A data analytical approach for assessing the efficacy of Operational Technology active defenses against insider threats

摘要

In recent years, the need for Operational Technology (OT) defenses has been recognized, serving as an additional line of defense when Information Technology (IT) defenses are bypassed. This is no longer considered an uncommon possibility when dealing with advanced persistent threat (APT) actors expected to be state-sponsored and receiving insider assistance. In these extreme adversarial situations, OT defenses aim to provide another layer of defense for the system, introduced directly at the physical process level, as described by the sensors data, the system model, and control actions. Just like IT defenses, two schools of thought, i.e., passive and active defenses, have emerged to address this challenge. In active defenses, representing the focus of this paper, known signatures, synthesized based on the system's unique characteristics, are inserted into the system. In contradistinction, passive methods rely solely on observing system behavior in search of patterns of normal behavior with deviations thereof representing abnormal behavior.
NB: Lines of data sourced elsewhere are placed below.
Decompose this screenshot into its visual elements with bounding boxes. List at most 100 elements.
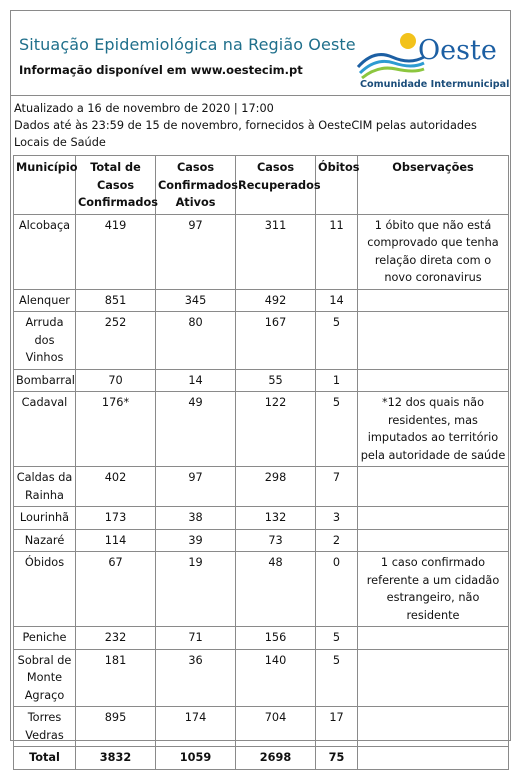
cell-ativos: 174 <box>155 706 236 747</box>
table-row: Nazaré 114 39 73 2 <box>13 528 509 552</box>
cell-obitos: 11 <box>315 213 358 290</box>
cell-recuperados: 122 <box>235 391 316 467</box>
cell-municipio: Nazaré <box>13 528 76 552</box>
table-row: Cadaval 176* 49 122 5 *12 dos quais não resid… <box>13 391 509 467</box>
cell-ativos: 80 <box>155 311 236 370</box>
cell-total: 252 <box>75 311 156 370</box>
cell-municipio: Torres Vedras <box>13 706 76 747</box>
cell-total: 70 <box>75 368 156 392</box>
cell-recuperados: 311 <box>235 213 316 290</box>
total-cell-ativos: 1059 <box>155 746 236 770</box>
cell-obitos: 5 <box>315 311 358 370</box>
total-cell-recuperados: 2698 <box>235 746 316 770</box>
oestecim-logo: Oeste Comunidade Intermunicipal <box>356 25 509 90</box>
total-cell-label: Total <box>13 746 76 770</box>
cell-obs: *12 dos quais não residentes, mas imputa… <box>357 391 509 467</box>
cell-ativos: 38 <box>155 506 236 530</box>
table-row: Sobral de Monte Agraço 181 36 140 5 <box>13 648 509 707</box>
cell-recuperados: 73 <box>235 528 316 552</box>
col-header-municipio: Município <box>13 155 78 215</box>
cell-obs <box>357 506 509 530</box>
waves-sun-icon <box>356 33 425 79</box>
table-row: Lourinhã 173 38 132 3 <box>13 506 509 530</box>
table-row: Caldas da Rainha 402 97 298 7 <box>13 466 509 507</box>
cell-ativos: 71 <box>155 626 236 650</box>
cell-municipio: Peniche <box>13 626 76 650</box>
cell-obs <box>357 648 509 707</box>
table-total-row: Total 3832 1059 2698 75 <box>13 746 509 770</box>
cell-obitos: 5 <box>315 626 358 650</box>
cell-obs <box>357 288 509 312</box>
cell-total: 67 <box>75 551 156 627</box>
cell-ativos: 39 <box>155 528 236 552</box>
cell-obitos: 14 <box>315 288 358 312</box>
table-row: Óbidos 67 19 48 0 1 caso confirmado referente… <box>13 551 509 627</box>
cell-total: 173 <box>75 506 156 530</box>
cell-total: 851 <box>75 288 156 312</box>
cell-recuperados: 492 <box>235 288 316 312</box>
cell-obs: 1 óbito que não está comprovado que tenh… <box>357 213 509 290</box>
cell-total: 181 <box>75 648 156 707</box>
cell-obitos: 7 <box>315 466 358 507</box>
col-header-ativos: Casos Confirmados Ativos <box>155 155 238 215</box>
cell-municipio: Alcobaça <box>13 213 76 290</box>
cell-obitos: 0 <box>315 551 358 627</box>
cell-obs <box>357 466 509 507</box>
cell-ativos: 49 <box>155 391 236 467</box>
cell-recuperados: 55 <box>235 368 316 392</box>
cell-municipio: Alenquer <box>13 288 76 312</box>
cell-total: 402 <box>75 466 156 507</box>
cell-recuperados: 156 <box>235 626 316 650</box>
cell-municipio: Bombarral <box>13 368 76 392</box>
page-subtitle: Informação disponível em www.oestecim.pt <box>19 63 303 77</box>
cell-recuperados: 48 <box>235 551 316 627</box>
cell-total: 895 <box>75 706 156 747</box>
cell-obitos: 1 <box>315 368 358 392</box>
cell-ativos: 345 <box>155 288 236 312</box>
cell-obs <box>357 528 509 552</box>
cell-ativos: 19 <box>155 551 236 627</box>
epidemiology-table: Município Total de Casos Confirmados Cas… <box>13 155 509 770</box>
cell-total: 232 <box>75 626 156 650</box>
cell-obs <box>357 311 509 370</box>
cell-recuperados: 167 <box>235 311 316 370</box>
report-card: Situação Epidemiológica na Região Oeste … <box>10 10 511 770</box>
table-row: Arruda dos Vinhos 252 80 167 5 <box>13 311 509 370</box>
col-header-recuperados: Casos Recuperados <box>235 155 321 215</box>
cell-obitos: 5 <box>315 648 358 707</box>
table-row: Torres Vedras 895 174 704 17 <box>13 706 509 747</box>
total-cell-obitos: 75 <box>315 746 358 770</box>
table-header-row: Município Total de Casos Confirmados Cas… <box>13 155 509 215</box>
total-cell-obs <box>357 746 509 770</box>
cell-obitos: 17 <box>315 706 358 747</box>
table-row: Peniche 232 71 156 5 <box>13 626 509 650</box>
data-source-note: Dados até às 23:59 de 15 de novembro, fo… <box>14 119 477 149</box>
cell-municipio: Caldas da Rainha <box>13 466 76 507</box>
cell-total: 114 <box>75 528 156 552</box>
cell-municipio: Sobral de Monte Agraço <box>13 648 76 707</box>
cell-total: 176* <box>75 391 156 467</box>
logo-tagline: Comunidade Intermunicipal <box>360 79 510 90</box>
update-info: Atualizado a 16 de novembro de 2020 | 17… <box>11 95 510 155</box>
cell-obs <box>357 706 509 747</box>
cell-obs <box>357 626 509 650</box>
update-timestamp: Atualizado a 16 de novembro de 2020 | 17… <box>14 102 274 115</box>
cell-municipio: Arruda dos Vinhos <box>13 311 76 370</box>
col-header-observacoes: Observações <box>357 155 509 215</box>
cell-recuperados: 140 <box>235 648 316 707</box>
cell-municipio: Óbidos <box>13 551 76 627</box>
col-header-obitos: Óbitos <box>315 155 359 215</box>
cell-obs <box>357 368 509 392</box>
table-row: Alcobaça 419 97 311 11 1 óbito que não está c… <box>13 213 509 290</box>
cell-recuperados: 298 <box>235 466 316 507</box>
cell-obitos: 5 <box>315 391 358 467</box>
cell-ativos: 97 <box>155 213 236 290</box>
cell-municipio: Cadaval <box>13 391 76 467</box>
cell-municipio: Lourinhã <box>13 506 76 530</box>
cell-obitos: 3 <box>315 506 358 530</box>
total-cell-total: 3832 <box>75 746 156 770</box>
cell-recuperados: 704 <box>235 706 316 747</box>
page-title: Situação Epidemiológica na Região Oeste <box>19 35 356 54</box>
report-header: Situação Epidemiológica na Região Oeste … <box>11 11 510 95</box>
cell-total: 419 <box>75 213 156 290</box>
In their most sophisticated implementations, both passive and active defenses rely on the use of data analytics to identify the patterns and synthesize the observed and/or inserted signatures. Past research has shown that passive defenses may be bypassed by APT actors relying on data analytics and their intimate knowledge of the system to evade detection by respecting the patterns identified by the defenders. Thus, this manuscript explores the use of active defenses under the assumption that the attacker has privileged access to the system, including access to the system's model and sensors data. Specifically, this manuscript assesses the ability of active defenses to remain invisible to the attackers, and discusses the associated challenges that must be addressed to ensure their resiliency against APT actors.